0012 Centuries ago, the scholastic hylomorphe, matter [substantiates] form, occupies the slot of what is for a rational intellect.  

The positivist rule dissolves this hylomorphe and precipitates another dyad, a noumenon [cannot be objectified as] its phenomena.

The noumenon is the thing itself.

Phenomena are observable and measurable facets of the noumenon.

The original hylomorphe gets shuffled into the noumenon.


The positivist intellect has a rule.

0013 Here is a picture.

0014 I ask, “What is it to be a human being?”

Obviously, the relevant answer points to the noumenon.

So, I should look to metaphysics.

0015 But, the positivist intellect says, “No metaphysics is allowed.”

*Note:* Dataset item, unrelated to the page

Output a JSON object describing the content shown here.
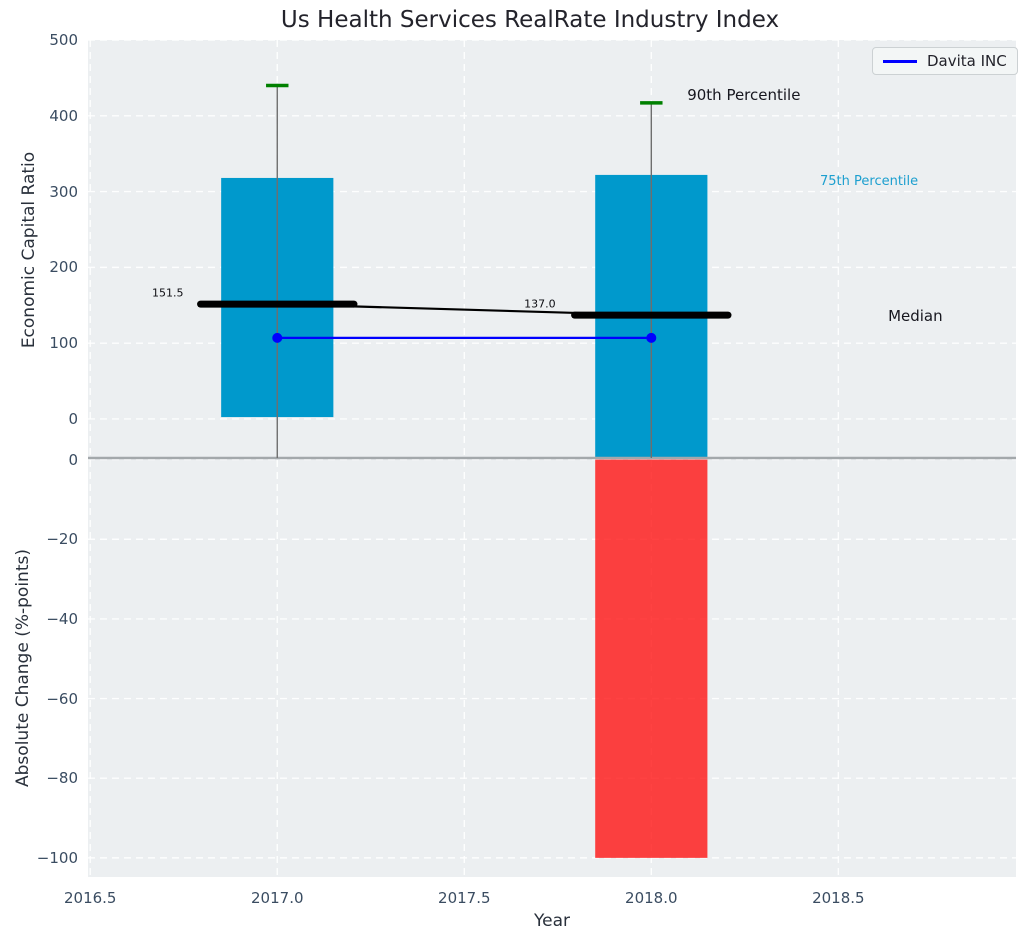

Scientists are only interested in the observable and measurable facets of matter [substantiates] form, as well as of body [substantiates] soul.  They are not concerned about the noumenon.  Their observations may be mechanically modeled.  Their measurements may be mathematically construed.  Their models rely on the lingo of specialized disciplines.

Scientists engage in empirio-schematic judgments, the what ought to be of the Positivist’s judgment.

0016 Okay, if this makes sense, then the dyad, expressing what is for the Positivist judgment, provides a way to appreciate the mirroring of the question raised by Jeff Hardin.